Example | Query interpretation
--- | ---
`HasAllowNodeLabel(dev, node-1, environment, staging)?` | Does the role 'dev' allow access to SSH node 'node-1' given the label 'environment:staging'?
`HasDenyNodeLabel(bad, node-1, environment, production)?` | Does the role 'bad' deny access to SSH node 'node-1' given the label 'environment:production'?
`HasAllowRole(jean, root, node-1, Role)?` | Does the user 'jean' have a role that gives them access to SSH node 'node-1' as 'root'?
`HasDenyRole(jean, node-1, Role)?` | Does the user 'jean' have a role that denies them access to SSH node 'node-1'?
`HasAccess(jean, root, node-1, Role)?` | Does user 'jean' have access to SSH node 'node-1' as 'root'?
`HasAccess(jean, root, Node, Role)?` | Which SSH nodes does user 'jean' have access to as 'root'?

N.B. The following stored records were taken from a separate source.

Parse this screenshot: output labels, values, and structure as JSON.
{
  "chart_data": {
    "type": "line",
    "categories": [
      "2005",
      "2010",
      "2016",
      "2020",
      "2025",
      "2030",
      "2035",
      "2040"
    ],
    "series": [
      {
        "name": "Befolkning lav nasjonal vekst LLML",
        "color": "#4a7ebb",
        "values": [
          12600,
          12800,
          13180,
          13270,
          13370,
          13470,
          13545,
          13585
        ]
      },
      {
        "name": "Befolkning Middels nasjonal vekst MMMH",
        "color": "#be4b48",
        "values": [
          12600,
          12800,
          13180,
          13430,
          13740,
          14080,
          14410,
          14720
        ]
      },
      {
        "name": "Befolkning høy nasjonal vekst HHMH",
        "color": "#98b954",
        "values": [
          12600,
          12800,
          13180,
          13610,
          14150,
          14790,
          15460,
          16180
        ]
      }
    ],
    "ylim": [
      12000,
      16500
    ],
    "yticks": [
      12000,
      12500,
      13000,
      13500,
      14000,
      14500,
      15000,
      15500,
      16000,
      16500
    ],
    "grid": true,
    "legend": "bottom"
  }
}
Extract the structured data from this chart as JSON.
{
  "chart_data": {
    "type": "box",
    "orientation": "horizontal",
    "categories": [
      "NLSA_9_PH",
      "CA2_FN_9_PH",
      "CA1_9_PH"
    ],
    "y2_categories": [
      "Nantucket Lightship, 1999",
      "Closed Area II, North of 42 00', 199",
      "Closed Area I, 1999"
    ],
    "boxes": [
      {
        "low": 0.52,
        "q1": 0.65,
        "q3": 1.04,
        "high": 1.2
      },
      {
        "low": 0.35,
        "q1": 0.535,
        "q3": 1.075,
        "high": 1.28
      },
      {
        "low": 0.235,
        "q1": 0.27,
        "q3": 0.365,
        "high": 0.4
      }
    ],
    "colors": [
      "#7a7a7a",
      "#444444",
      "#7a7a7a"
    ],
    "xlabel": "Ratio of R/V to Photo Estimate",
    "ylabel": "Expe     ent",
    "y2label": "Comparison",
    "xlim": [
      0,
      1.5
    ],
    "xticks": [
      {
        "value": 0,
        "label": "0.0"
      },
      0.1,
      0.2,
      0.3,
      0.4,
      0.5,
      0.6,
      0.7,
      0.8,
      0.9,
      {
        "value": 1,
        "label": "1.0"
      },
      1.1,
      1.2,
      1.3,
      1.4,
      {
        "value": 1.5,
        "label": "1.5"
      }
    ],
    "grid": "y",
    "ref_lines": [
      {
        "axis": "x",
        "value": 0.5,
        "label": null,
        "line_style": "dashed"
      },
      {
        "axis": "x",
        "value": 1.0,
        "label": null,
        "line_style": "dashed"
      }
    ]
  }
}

`HasAccess(jean, Login, Node, Role)?` | Which SSH nodes does user 'jean' have access to?
`DenyAccess(jean, Login, node-1, Role)?` | Which roles deny user 'jean' to access SSH node 'node-1'?
`DenyAccess(jean, Login, Node, Role)?` | Which nodes are user 'jean' denied access to? (will be returned as Role/Node/Login pairs)
`DenyLogins(jean, Login, Role)?` | Which logins are user 'jean' denied access to on all nodes?